Ambos autores, quienes fueron acompañados por Martin Hielscher, también autor prolífico y pensador de la literatura que está al frente del programa de ficción de la editorial CH Beck, dialogaron con Tiempo Argentino

-Ustedes presentaron juntos sus respectivos libros. Además de ser dos figuras notables de la literatura alemana actual, ¿hay otras razones literarias o extraliterarias que los hayan llevado a hacer una presentación conjunta? 
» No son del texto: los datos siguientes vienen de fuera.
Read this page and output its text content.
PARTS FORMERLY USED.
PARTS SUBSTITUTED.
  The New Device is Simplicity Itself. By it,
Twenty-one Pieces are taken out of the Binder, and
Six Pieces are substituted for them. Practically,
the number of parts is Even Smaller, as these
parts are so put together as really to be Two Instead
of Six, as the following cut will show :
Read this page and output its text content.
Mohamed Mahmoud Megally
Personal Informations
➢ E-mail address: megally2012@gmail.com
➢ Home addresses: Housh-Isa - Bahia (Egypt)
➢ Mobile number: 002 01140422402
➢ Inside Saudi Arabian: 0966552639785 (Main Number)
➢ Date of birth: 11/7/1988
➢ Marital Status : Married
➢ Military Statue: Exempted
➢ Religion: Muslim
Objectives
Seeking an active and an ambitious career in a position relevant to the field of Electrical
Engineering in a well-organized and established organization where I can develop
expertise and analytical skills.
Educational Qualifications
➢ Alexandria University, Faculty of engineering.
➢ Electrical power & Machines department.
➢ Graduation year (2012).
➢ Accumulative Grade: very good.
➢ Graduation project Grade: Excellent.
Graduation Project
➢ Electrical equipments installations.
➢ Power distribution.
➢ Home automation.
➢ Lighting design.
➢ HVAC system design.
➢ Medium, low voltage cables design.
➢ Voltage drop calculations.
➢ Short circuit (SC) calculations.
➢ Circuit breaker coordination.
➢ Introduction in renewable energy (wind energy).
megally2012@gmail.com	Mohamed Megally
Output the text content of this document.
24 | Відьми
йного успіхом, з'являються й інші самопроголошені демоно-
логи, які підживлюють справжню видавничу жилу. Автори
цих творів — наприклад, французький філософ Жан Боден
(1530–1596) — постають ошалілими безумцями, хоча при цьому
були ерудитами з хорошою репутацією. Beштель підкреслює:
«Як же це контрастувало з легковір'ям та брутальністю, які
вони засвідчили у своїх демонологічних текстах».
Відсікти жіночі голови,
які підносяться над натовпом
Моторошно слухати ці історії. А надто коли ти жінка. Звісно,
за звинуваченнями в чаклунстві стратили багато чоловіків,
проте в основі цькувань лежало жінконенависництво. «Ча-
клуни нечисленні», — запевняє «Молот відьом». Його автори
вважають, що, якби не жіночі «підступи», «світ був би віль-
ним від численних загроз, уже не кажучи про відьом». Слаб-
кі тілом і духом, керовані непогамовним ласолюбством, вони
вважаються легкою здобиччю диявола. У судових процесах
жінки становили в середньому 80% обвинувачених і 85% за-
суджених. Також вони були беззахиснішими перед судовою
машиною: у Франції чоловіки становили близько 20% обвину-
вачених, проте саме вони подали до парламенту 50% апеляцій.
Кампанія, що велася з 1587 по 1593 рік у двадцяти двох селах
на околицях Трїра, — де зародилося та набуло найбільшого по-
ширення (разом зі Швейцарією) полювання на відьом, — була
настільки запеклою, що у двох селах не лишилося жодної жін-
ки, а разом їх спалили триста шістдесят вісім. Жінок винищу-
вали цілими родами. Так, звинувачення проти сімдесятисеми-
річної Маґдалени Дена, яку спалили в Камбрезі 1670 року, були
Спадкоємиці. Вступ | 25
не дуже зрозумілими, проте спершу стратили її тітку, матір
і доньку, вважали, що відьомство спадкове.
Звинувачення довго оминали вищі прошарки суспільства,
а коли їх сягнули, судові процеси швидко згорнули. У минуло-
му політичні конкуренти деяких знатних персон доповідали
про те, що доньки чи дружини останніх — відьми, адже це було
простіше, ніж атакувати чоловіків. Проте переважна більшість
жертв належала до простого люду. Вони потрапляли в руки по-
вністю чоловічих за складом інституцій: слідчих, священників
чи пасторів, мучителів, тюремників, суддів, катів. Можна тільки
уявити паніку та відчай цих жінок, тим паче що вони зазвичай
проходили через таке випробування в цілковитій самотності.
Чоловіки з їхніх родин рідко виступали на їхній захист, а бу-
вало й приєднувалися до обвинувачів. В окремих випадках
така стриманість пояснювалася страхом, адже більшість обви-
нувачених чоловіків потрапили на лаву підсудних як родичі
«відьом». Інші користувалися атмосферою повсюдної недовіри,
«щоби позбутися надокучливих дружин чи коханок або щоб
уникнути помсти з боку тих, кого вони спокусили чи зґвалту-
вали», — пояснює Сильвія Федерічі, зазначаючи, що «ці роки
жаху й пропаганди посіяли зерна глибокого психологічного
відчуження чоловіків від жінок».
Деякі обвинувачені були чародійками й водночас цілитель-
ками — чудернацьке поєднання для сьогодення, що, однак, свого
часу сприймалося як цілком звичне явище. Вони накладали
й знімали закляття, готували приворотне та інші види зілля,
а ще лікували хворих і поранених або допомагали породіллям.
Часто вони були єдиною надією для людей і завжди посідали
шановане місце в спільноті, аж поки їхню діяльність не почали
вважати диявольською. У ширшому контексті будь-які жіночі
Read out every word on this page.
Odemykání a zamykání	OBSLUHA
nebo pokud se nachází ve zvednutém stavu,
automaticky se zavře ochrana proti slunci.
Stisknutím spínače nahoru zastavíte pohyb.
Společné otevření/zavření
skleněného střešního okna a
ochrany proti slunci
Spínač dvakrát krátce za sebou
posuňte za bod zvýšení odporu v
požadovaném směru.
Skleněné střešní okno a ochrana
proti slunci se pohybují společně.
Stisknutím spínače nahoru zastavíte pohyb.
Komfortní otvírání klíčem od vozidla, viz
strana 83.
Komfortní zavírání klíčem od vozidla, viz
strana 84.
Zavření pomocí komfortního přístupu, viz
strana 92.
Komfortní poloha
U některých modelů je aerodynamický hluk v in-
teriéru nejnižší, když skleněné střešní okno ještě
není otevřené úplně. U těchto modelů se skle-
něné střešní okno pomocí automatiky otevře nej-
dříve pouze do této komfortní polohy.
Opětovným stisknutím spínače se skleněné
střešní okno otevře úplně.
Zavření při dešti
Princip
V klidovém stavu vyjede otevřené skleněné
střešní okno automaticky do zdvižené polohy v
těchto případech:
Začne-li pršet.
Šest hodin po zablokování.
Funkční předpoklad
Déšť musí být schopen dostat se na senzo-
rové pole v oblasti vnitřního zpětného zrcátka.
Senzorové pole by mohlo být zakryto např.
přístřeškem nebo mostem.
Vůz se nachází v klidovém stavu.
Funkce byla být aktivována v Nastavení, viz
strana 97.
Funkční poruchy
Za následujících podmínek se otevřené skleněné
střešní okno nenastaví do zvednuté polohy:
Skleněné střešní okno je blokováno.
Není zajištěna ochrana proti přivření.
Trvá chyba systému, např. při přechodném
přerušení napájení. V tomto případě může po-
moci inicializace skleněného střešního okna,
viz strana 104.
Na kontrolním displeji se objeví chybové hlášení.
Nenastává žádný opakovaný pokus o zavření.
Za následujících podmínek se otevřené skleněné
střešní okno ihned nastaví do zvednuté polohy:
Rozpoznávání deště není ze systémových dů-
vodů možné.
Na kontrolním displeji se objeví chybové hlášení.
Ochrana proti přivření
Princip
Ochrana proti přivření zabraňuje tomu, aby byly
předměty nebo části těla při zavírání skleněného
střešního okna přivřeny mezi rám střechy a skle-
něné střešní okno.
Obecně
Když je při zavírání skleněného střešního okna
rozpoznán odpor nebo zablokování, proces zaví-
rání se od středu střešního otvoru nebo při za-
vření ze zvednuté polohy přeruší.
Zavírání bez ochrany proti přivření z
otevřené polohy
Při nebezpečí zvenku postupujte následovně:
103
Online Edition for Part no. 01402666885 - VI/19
Uwe Timm: -En el marco del programa de la cátedra de Hermenéutica de la Universidad de San Martín fui invitado hace unos años a viajar a la Argentina y siempre se me sugirió que invitara a dos autores más. Este año invité al argentino Patricio Pron que ya participó de otras ediciones de este programa y a Ulrich Peltzer porque es una de las figuras importantes de la literatura contemporánea alemana. Me interesaba su presencia porque su literatura no sólo se enfrenta con la realidad sino que, además, lo hace de una forma crítica y estimo mucho el valor estético y lingüístico que tienen sus novelas. Creo que es importante que los argentinos conozcan sus obras e invitarlo era una manera de hacerlo posible. Su libro Parte de la solución fue publicado en la Argentina por Eterna Cadencia.  Una vida mejor es el segundo libro que se publica aquí bajo el sello de la UNSAM.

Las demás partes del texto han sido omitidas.